When Semrush analyzes PCMag, it doesn't just look at the site in isolation. It maps out the entire industry. It builds a massive graph showing exactly where CNET steals traffic, where Best Buy intercepts buyers, and where Tom's Guide sneaks in to grab affiliate clicks.

What Is The Total Addressable Market For Tech Publishers?

The Total Addressable Market defines the absolute maximum traffic potential for all combined technology keywords. Semrush Market Explorer tools calculate this metric to reveal the total audience size actively searching for digital electronics, software reviews, and hardware benchmark statistics.

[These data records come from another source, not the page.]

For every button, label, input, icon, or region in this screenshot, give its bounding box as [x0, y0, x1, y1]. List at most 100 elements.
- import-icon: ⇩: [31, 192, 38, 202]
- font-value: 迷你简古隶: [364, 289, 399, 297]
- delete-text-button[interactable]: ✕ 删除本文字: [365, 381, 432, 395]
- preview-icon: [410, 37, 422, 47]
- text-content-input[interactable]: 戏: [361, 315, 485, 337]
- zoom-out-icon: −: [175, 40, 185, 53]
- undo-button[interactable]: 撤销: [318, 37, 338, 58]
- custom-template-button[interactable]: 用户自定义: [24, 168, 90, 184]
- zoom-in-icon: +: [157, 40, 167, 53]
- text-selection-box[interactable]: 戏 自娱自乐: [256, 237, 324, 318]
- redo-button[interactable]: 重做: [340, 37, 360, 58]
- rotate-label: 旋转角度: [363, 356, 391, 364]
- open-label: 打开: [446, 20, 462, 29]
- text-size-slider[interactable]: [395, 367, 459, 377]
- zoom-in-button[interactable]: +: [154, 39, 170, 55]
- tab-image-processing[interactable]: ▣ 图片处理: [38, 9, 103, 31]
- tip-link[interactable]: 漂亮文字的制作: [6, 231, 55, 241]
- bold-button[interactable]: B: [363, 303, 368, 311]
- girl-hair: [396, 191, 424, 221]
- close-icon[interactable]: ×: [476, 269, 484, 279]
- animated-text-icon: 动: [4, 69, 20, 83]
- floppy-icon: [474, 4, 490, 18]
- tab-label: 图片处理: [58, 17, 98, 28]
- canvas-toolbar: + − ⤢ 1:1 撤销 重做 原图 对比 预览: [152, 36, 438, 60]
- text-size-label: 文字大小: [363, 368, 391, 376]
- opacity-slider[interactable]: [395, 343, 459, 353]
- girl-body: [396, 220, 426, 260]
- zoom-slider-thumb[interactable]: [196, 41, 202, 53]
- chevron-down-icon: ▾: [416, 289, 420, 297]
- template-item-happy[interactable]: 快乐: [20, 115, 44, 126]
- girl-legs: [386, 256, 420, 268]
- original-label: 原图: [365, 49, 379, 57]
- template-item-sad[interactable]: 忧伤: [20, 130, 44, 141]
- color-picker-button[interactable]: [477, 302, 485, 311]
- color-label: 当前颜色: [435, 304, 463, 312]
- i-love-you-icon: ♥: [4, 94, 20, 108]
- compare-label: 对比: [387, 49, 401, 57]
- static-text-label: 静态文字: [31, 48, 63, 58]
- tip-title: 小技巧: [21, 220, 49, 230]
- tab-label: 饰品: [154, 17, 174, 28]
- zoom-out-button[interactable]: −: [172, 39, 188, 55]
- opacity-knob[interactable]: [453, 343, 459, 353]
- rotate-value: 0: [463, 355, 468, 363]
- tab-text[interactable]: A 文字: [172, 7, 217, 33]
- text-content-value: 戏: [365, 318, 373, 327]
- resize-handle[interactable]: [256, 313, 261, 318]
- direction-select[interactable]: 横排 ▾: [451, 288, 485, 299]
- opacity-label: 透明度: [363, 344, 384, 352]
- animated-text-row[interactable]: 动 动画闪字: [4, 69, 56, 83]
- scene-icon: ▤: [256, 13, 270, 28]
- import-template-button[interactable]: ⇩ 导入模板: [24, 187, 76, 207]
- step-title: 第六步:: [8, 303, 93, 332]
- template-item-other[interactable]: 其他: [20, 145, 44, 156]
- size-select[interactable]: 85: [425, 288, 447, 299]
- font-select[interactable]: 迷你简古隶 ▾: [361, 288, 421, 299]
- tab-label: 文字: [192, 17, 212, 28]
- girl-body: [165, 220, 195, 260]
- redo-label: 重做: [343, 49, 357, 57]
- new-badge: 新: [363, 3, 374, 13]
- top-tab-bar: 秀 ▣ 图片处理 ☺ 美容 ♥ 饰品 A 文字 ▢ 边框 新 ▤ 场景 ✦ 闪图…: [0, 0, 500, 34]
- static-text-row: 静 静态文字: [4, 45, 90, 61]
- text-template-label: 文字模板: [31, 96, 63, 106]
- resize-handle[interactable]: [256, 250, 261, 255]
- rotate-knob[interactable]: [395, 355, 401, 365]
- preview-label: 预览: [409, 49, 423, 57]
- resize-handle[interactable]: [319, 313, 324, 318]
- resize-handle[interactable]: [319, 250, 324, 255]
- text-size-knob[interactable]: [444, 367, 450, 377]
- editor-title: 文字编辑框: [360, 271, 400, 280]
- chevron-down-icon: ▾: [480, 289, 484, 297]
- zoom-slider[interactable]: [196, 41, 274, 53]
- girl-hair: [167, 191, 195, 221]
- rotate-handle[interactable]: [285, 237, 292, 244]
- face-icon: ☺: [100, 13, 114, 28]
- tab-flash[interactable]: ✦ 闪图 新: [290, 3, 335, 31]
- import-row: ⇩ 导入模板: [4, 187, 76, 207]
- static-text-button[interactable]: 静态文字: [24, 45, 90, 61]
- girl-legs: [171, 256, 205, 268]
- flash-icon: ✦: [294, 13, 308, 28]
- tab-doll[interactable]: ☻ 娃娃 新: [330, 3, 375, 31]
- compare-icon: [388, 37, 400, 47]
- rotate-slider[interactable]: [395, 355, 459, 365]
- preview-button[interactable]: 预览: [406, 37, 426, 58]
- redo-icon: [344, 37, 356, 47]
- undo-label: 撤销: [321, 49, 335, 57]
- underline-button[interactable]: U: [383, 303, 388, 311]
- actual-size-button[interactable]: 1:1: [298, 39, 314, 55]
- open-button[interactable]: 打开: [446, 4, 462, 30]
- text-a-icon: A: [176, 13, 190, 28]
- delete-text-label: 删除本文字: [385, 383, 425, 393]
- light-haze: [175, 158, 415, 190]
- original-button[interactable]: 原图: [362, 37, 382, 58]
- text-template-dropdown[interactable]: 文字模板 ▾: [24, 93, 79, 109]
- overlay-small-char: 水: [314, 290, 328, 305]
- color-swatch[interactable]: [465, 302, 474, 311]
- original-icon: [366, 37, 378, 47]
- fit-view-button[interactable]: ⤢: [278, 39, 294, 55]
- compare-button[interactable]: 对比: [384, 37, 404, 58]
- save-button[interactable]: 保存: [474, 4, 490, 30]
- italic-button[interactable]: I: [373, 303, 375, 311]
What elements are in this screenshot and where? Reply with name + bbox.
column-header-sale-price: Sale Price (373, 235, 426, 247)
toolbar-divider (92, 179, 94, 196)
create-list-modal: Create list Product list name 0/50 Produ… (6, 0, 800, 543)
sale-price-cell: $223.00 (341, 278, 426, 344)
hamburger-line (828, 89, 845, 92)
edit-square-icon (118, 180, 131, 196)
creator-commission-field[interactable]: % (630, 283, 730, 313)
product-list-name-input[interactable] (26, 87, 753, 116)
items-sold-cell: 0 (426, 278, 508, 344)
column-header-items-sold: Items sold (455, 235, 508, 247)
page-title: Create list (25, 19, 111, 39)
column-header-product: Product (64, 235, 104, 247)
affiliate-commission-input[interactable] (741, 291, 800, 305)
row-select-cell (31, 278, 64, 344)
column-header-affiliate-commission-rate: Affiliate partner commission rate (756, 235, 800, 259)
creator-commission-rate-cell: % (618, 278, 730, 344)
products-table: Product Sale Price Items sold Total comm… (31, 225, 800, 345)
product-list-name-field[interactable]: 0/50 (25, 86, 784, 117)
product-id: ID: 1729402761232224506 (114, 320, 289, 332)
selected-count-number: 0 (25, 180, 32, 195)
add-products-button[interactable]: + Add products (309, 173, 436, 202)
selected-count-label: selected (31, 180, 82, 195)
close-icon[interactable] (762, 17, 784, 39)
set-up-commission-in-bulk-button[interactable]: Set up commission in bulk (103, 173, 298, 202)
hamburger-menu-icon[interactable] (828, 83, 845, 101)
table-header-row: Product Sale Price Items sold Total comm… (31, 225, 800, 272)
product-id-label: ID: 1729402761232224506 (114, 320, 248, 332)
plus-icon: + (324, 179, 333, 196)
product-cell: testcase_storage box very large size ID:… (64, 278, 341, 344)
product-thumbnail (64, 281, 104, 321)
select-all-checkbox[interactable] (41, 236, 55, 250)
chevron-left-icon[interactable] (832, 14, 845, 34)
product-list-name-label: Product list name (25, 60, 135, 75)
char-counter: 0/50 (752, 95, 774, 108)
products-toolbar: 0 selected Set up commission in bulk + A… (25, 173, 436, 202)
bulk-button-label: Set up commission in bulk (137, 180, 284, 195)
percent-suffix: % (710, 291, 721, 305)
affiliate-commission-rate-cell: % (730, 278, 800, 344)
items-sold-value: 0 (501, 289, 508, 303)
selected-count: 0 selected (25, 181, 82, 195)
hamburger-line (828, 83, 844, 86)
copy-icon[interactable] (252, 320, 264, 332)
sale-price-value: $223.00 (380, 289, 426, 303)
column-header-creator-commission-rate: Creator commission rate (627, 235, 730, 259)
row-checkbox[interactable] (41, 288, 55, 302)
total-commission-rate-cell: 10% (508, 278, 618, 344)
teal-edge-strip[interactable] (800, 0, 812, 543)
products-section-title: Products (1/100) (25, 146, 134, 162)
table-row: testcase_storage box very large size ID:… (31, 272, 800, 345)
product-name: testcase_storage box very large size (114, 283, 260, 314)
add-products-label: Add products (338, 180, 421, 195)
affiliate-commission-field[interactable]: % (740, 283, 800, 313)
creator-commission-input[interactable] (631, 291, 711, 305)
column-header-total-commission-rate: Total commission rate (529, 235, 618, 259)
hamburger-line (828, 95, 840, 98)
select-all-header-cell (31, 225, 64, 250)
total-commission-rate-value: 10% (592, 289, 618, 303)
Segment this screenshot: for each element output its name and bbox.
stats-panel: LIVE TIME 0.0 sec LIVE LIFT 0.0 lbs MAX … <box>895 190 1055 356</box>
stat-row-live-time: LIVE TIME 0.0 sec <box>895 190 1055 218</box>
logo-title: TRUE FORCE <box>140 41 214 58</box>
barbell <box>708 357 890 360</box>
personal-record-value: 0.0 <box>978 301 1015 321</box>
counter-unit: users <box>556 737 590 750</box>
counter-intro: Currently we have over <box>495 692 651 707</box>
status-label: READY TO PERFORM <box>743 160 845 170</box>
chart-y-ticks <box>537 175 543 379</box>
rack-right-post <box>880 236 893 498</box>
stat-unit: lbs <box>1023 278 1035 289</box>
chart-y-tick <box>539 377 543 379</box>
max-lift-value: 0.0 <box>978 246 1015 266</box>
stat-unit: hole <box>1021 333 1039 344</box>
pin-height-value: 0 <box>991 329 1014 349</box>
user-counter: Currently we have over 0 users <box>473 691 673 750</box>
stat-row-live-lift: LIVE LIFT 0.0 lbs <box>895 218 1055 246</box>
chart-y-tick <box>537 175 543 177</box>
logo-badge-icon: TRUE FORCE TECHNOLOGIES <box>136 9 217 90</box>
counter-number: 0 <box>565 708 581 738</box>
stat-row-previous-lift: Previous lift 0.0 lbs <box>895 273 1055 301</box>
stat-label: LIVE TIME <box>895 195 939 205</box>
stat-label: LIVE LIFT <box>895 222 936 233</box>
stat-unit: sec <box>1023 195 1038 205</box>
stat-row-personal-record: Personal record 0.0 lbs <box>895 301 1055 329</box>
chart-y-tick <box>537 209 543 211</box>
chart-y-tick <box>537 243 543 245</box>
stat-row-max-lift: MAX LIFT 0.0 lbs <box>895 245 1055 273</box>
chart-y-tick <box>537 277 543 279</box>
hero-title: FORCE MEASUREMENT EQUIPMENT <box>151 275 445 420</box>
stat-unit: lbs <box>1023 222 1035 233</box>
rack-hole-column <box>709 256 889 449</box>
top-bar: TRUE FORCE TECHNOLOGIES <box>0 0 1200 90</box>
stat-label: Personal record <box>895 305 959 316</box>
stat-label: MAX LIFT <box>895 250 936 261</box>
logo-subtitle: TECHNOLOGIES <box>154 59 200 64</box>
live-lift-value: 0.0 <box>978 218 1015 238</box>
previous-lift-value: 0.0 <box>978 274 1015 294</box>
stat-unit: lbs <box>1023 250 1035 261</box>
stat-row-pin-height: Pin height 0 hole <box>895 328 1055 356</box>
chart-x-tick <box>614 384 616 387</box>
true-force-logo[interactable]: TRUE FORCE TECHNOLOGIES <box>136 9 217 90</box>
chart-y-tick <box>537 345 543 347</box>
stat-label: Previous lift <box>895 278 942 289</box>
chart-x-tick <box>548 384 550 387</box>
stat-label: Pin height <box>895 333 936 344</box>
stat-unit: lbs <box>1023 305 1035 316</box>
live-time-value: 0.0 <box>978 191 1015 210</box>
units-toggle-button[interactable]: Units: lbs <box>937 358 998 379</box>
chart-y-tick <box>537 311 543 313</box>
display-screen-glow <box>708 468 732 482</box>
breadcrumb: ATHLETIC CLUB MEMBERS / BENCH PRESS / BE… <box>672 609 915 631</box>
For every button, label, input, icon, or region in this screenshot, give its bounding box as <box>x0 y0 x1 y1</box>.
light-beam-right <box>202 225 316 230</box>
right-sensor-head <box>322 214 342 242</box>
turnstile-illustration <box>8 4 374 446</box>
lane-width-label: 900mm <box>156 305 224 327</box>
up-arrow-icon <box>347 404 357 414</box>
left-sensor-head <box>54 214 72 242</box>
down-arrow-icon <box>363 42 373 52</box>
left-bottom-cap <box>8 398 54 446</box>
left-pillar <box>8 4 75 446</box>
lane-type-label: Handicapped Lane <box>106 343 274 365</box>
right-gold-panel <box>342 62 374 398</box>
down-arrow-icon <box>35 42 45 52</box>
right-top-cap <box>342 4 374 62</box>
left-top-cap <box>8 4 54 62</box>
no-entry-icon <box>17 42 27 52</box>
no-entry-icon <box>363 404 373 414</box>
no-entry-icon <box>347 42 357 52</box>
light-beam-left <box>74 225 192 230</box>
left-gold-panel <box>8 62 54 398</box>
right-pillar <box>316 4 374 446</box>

If you combine every single person searching for a phone review, a laptop benchmark, or a software tutorial, you get the TAM. PCMag only captures a fraction of this massive pie.

This specific data point proves vital for enterprise SEO strategy. If the TAM expands, but PCMag's traffic remains entirely flat at 16.62 million, it means they are actively losing market share to competitors like Wired or TechRadar. Growth cannot be measured in a vacuum. It must be measured directly against the total available audience pool.

How Does Domain Authority Impact Competitor Rankings?

Domain authority directly dictates organic search visibility across competitive technology sectors. Semrush calculates this metric to evaluate backlink quality and overall domain trustworthiness. PCMag leverages its massive 83 authority score to consistently outrank newer tech blogs for highly lucrative hardware keywords.

Without high authority, you cannot compete in the electronics space. Best Buy holds a 92. CNET holds an 84. Wired holds an 83. PCMag holds an 83.

Look at Rtings and Tom's Hardware. They hold 70 and 71, respectively. Because they possess lower raw authority scores, they must work exponentially harder. They have to produce vastly superior, deeper content just to rank on the exact same page as PCMag. Authority acts as a massive digital multiplier. It forces competitors to specialize, to dig deeper into niche sub-topics, because they simply cannot win a direct, head-to-head fight for broad, high-volume search terms against an established giant.